Saving money and time -- two reasons why Knox County Criminal Court Judge Steven Sword said he is testing a new video teleconferencing system for a suspect's arraignments.
"(Normally it) takes all of about five minutes. It's really just to tell them what they're charged with," Judge Sword said Wednesday.
In the past, he said it could take weeks just to get the initial hearing with the courts if a suspect is being held in a jail across the state. The closest DOC penitentiary to Knoxville is about an hour away in Wartburg, Morgan County.
"What we would have to do is figure out where they were going to be housed by the Department of Corrections, and then figure out how to request their presence here," the judge added.
Last week, the court started a new video arraignment system, costing about $10,000 in equipment, wiring, and technology upgrades.
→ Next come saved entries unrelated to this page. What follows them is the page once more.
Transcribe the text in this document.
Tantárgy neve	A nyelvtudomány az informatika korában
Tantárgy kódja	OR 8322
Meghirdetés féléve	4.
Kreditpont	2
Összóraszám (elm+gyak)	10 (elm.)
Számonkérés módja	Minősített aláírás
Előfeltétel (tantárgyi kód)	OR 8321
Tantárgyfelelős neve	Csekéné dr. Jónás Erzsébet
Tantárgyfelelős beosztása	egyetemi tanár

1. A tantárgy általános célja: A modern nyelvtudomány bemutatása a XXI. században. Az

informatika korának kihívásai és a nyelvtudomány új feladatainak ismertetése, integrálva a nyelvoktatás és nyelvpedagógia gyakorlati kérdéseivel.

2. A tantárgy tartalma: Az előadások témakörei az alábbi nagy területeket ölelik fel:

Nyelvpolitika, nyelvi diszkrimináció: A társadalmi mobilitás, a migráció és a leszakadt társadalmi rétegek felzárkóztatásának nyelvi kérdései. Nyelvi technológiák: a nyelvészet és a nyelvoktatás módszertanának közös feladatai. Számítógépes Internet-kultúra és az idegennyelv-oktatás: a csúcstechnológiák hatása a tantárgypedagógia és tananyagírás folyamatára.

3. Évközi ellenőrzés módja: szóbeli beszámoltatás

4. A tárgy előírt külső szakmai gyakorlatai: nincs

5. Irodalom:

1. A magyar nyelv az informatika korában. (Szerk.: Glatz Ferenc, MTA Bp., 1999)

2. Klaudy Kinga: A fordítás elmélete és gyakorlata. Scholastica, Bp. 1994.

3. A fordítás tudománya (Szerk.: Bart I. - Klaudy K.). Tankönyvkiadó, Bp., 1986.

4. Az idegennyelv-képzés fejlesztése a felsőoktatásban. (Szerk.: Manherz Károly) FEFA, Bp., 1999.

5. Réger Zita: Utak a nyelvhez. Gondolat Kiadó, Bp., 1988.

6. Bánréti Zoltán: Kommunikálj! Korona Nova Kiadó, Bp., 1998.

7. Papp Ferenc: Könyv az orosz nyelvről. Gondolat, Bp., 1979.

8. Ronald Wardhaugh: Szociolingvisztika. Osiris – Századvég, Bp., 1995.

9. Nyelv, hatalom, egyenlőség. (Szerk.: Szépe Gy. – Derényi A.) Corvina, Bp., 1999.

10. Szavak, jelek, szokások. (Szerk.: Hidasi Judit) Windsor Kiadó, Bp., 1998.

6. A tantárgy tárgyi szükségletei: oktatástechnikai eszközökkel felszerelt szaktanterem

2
According to the DOC, it is the third county to use this kind of communication between inmates with judges and lawyers.
"We will bring the defendant out of his cell, take him to a secure video room in the penitentiary," the judge said.
So far, he said it has been showing benefits.
"The time that it saves is one thing. But on top of that, if you're not transporting prisoners across the state, think about all the gas money that you're saving," Judge Sword added. "This is going to save, at a minimum, tens of thousands of dollars."
Besides the courts and the taxpayers that could see the benefits, the judge said it helps speed cases.
"If you're the victim of a crime, you want to hear your case as soon as possible," he said.